You know a film that has become a huge hit because of it's irreverent and edgy humor has jumped the shark when portions of it are used in a Sunday morning church sermon.
And that very thing happened, last week, at the church I attend. The minister--to a chorus of giggles and guffaws--successfully used a scene from Ricky Bobby to illustrate a point he was making about how some Christians pick and choose how to view Jesus.

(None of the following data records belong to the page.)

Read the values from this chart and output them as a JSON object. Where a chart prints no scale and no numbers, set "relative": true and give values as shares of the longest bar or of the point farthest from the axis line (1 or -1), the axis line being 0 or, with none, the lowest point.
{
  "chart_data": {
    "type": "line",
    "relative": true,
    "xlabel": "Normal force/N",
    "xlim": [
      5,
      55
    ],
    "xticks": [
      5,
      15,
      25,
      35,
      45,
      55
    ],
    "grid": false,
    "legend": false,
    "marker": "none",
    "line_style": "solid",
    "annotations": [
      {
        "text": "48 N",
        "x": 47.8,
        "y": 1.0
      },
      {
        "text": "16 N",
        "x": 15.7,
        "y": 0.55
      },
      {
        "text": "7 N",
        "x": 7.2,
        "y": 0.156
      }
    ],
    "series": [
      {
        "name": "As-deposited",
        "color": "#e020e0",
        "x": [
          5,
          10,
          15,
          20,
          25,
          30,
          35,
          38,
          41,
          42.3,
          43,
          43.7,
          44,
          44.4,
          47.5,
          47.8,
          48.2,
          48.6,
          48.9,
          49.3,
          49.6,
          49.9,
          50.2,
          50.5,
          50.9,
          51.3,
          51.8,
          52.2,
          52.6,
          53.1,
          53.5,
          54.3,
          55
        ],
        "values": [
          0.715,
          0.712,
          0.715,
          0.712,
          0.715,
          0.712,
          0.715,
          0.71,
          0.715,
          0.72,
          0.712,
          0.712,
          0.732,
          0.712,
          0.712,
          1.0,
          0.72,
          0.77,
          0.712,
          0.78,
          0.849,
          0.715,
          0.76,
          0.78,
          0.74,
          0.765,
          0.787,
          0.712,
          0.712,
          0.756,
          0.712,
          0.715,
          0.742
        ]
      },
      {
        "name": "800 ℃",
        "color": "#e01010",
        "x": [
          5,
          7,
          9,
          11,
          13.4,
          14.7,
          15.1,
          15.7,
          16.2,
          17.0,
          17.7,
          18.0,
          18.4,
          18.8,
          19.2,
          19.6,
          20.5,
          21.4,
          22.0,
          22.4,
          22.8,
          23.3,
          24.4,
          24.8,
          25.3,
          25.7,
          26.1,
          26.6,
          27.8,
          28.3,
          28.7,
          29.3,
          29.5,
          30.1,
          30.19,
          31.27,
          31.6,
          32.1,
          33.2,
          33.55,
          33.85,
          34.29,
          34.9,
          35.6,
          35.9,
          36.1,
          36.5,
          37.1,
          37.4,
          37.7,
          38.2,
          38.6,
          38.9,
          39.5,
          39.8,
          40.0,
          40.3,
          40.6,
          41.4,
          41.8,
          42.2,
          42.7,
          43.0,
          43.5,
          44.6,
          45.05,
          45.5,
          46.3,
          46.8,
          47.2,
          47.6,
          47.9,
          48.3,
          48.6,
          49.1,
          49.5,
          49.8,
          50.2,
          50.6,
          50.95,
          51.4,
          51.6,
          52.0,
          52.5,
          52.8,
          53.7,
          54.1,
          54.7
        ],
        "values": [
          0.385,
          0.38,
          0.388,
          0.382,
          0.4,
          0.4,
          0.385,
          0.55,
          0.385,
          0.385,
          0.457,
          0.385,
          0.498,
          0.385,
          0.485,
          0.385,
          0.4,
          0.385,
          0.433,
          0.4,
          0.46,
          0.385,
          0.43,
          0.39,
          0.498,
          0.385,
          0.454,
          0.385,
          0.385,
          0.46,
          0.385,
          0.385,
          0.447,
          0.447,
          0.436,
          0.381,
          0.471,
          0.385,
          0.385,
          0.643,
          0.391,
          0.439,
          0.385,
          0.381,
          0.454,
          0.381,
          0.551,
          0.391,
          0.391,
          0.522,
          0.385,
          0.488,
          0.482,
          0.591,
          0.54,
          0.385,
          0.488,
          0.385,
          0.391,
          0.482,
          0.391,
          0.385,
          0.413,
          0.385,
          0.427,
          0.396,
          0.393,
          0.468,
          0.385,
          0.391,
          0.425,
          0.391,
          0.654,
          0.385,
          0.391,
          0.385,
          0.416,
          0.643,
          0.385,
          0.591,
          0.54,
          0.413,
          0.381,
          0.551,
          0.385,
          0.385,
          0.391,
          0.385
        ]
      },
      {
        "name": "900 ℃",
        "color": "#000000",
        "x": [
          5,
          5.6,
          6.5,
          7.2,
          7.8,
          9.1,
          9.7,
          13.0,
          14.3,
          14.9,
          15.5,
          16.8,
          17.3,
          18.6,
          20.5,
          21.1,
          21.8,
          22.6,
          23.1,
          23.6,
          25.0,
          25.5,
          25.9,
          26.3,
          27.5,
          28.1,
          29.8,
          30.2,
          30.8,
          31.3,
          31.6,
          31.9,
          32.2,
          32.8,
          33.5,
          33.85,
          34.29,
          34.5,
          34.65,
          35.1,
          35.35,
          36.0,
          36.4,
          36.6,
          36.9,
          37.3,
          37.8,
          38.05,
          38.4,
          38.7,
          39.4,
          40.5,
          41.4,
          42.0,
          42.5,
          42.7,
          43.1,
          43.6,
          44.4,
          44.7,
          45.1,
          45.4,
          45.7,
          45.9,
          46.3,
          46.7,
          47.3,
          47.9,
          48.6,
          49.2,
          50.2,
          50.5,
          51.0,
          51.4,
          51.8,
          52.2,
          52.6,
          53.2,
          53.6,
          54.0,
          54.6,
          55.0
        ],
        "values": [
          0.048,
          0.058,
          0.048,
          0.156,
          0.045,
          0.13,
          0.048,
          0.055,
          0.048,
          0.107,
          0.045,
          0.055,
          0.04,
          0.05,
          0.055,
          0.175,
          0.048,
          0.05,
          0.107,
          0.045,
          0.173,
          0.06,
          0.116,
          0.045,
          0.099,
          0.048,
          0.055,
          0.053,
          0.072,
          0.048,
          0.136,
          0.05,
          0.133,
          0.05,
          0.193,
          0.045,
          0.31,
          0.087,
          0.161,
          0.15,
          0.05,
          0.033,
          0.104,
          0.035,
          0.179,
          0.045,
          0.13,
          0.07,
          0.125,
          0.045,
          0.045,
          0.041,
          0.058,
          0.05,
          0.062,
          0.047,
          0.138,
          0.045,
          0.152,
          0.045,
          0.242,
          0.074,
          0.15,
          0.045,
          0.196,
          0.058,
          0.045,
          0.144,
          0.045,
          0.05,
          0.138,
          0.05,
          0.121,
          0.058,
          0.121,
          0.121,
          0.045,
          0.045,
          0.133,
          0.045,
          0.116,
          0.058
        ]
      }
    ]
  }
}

In one of the funniest scenes in the movie, Ricky Bobby says a prayer over a semi-formal meal, and addresses it to "Dear sweet baby Jesus." When his shrew-like yet beautiful-on-the-outside wife chastises him for praying to a baby rather than the grown-up Jesus, Ricky Bobby explains the innocent baby image is his favorite way to view Christ, and he will pray to whatever version of The Messiah he wants.
It's a very funny scene. Maybe the funniest in the movie. The problem for me is, it happens too early in the film. The rest of Talladega Nights, for me at least, was a disappointment.
Will Ferrell is consistently funny, and he is terrific in this role. John C. Reilly is great in the supporting role of best friend Cal Naughton, Jr. (Isn't that a great NASCAR name?) And Gary Cole's character, Reese Cole, gets too little screen time. His character was complex and darkly funny.
But, the film fell flat for me after the first hour. I thought it dragged on too long, had too many sub-plots and relied too heavily on redneck-poking for jokes.
My expectations for this movie may have been influenced by the "Oh, my gawd...have you seen Ricky Bobby yet!?!" buzz about the flick.
I expected it would knock my socks off. But, as much as I like Ferrell's comedies, I thought Talladega Nights was only average.